In a nut shell (I urge you to investigate the terms for yourself before rushing from this post and plunging in) Amazon want to establish a loaning scheme. If you enrol your books you get a cut of a loaning money pie, the opportunity to be more widely promoted on Amazon and most tempting of all, you get 5 days out of the 90 day period in which you can set your own free promos - of course there is a catch and that catch is that they want exclusive distribution rights for this period.
When I first read it, my idyllic indie writer's head lead my to immediately mutter something along the lines of 'bloody leviathan corporations eating up the little man ... mumble... grumble etc.' but then my business head kicked on. The word exclusivity conjures up golden shackles and artistic slavery but then really, how many other platforms are paying for the bread on my table? It was as I was thinking this over that I read Jeff's brilliant post, 'Why I'm joining kdp select'. In this post (and I strongly recommend you go off and read it) He explains, to paraphrase, that the natural sales patterns were pretty much making him Amazon exclusive anyway. This is like me, with over 95% of my sales being through Amazon Kindle.
It was the push I needed. Within twenty minutes I had decided a game plan. I am a writer of a series, and the first of my series is priced a $0.99. I decided that this was the perfect scenario to play experiments. I would enrol my #1 'The Forest of Adventures' onto the program and then set a free promotion. This was with the hope that it might boost the sales of #2 'Immortal Beloved' which is priced at $2.99 and thus help my revenue grow.

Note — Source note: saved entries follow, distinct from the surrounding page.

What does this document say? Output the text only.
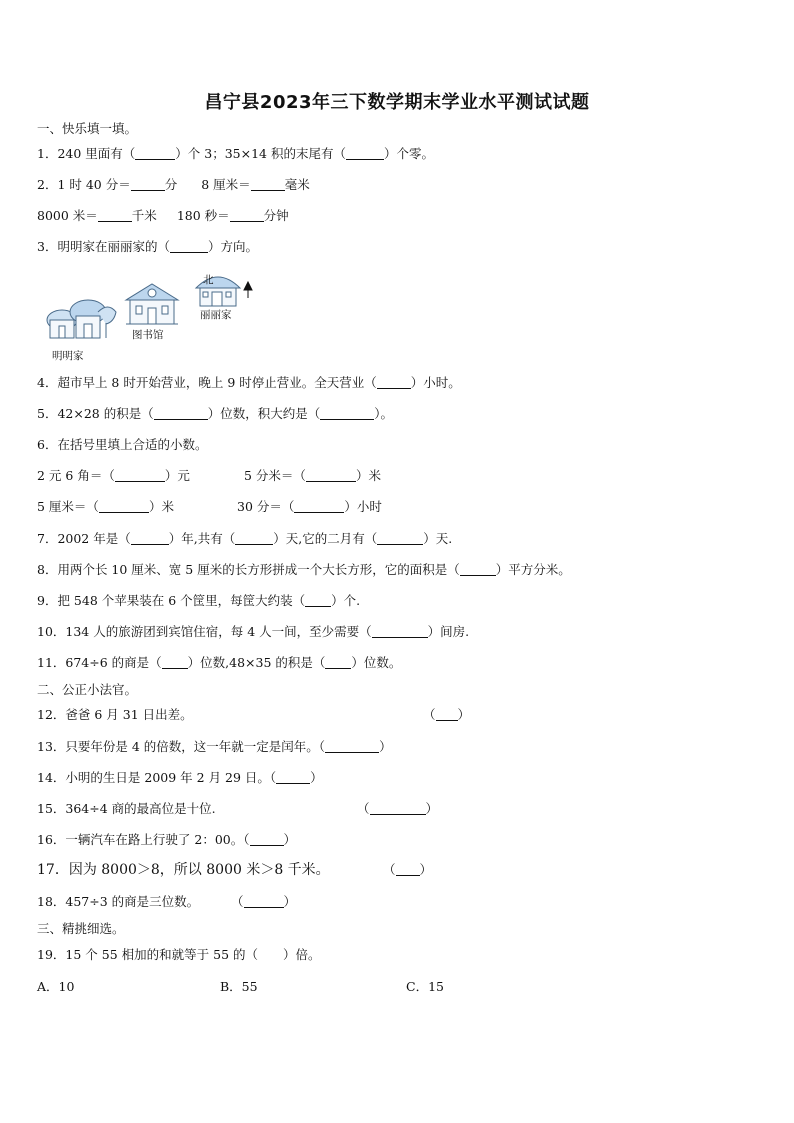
昌宁县2023年三下数学期末学业水平测试试题
一、快乐填一填。
1．240 里面有（	）个 3；35×14 积的末尾有（	）个零。
2．1 时 40 分＝	分 8 厘米＝	毫米
8000 米＝	千米 180 秒＝	分钟
3．明明家在丽丽家的（	）方向。
北
图书馆
丽丽家
明明家
4．超市早上 8 时开始营业，晚上 9 时停止营业。全天营业（	）小时。
5．42×28 的积是（	）位数，积大约是（	）。
6．在括号里填上合适的小数。
2 元 6 角＝（	）元	5 分米＝（	）米
5 厘米＝（	）米	30 分＝（	）小时
7．2002 年是（	）年,共有（	）天,它的二月有（	）天.
8．用两个长 10 厘米、宽 5 厘米的长方形拼成一个大长方形，它的面积是（	）平方分米。
9．把 548 个苹果装在 6 个筐里，每筐大约装（ ）个.
10．134 人的旅游团到宾馆住宿，每 4 人一间，至少需要（	）间房.
11．674÷6 的商是（ ）位数,48×35 的积是（ ）位数。
二、公正小法官。
12．爸爸 6 月 31 日出差。	（ ）
13．只要年份是 4 的倍数，这一年就一定是闰年。（	）
14．小明的生日是 2009 年 2 月 29 日。（	）
15．364÷4 商的最高位是十位.	（	）
16．一辆汽车在路上行驶了 2：00。（	）
17．因为 8000＞8，所以 8000 米＞8 千米。	（ ）
18．457÷3 的商是三位数。	（	）
三、精挑细选。
19．15 个 55 相加的和就等于 55 的（　　）倍。
A．10	B．55	C．15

Nothing could really have prepared me for what happened. 'The Forest of Adventures' has been selling steadily in the UK market for the past 3 months, spending much of that time in the top #3000 paid sales. However, I have found it almost impossible to break into the American market in the same way. When I logged onto my sales account half a day into the promo, expecting to see a few tens of giveaways, I was amazed to see over 700 USA downloads and 300 UK downloads. I sat there watching the figures ticking over at 20-30 downloads an hour. By the end of the 48hr promotion I had successfully given away over 1700 books. I was thrilled with the thought that all those people now had a copy of my book; especially the American audience.
I was still skeptical about the longer effects of the promotion, but I was happy enough just to have gained some new readers. I was bugged by worry questions; what if I had saturated my potential market? Why would anybody buy a copy of my book when they could have downloaded it for free? Had I sabotaged my steady placement in the paid rankings?
So I was further amazed to find that the two days following the end of the promotion were the best paid sales days I've had since publication. In the UK 'The Forest of Adventures' has increased 3 fold, meaning that from Mon- Wed I was at #620 of the Amazon paid UK charts. (#1 Fairytales #11 Paranormal #13 Myths and Legends). This pattern was reflected in the USA and 'The Forest of Adventures' has sat steadily in the top #3000 Amazon paid charts this week.
And the original game plan... The sales of #2 'Immortal Beloved' have spiked with many of the giveaway copies translating into paid sales of #2.
I don't know how long this honeymoon will last, or whether it is the wobble of the magical tipping point, but what I do know it that being an early bird on this exciting project has given me a couple of thousand new followers and hundreds of new loyal fans. It has also given me a nice little Christmas bonus which hints at the promise that maybe the writing malarkey could one day become my full time job rather than 'just a hobby'.
I know that Jeff will be posting his experiences later this week and I recommend that you take in as many experiences as possible before making your own choices - or, like me, you can just throw the dice and see how it lands.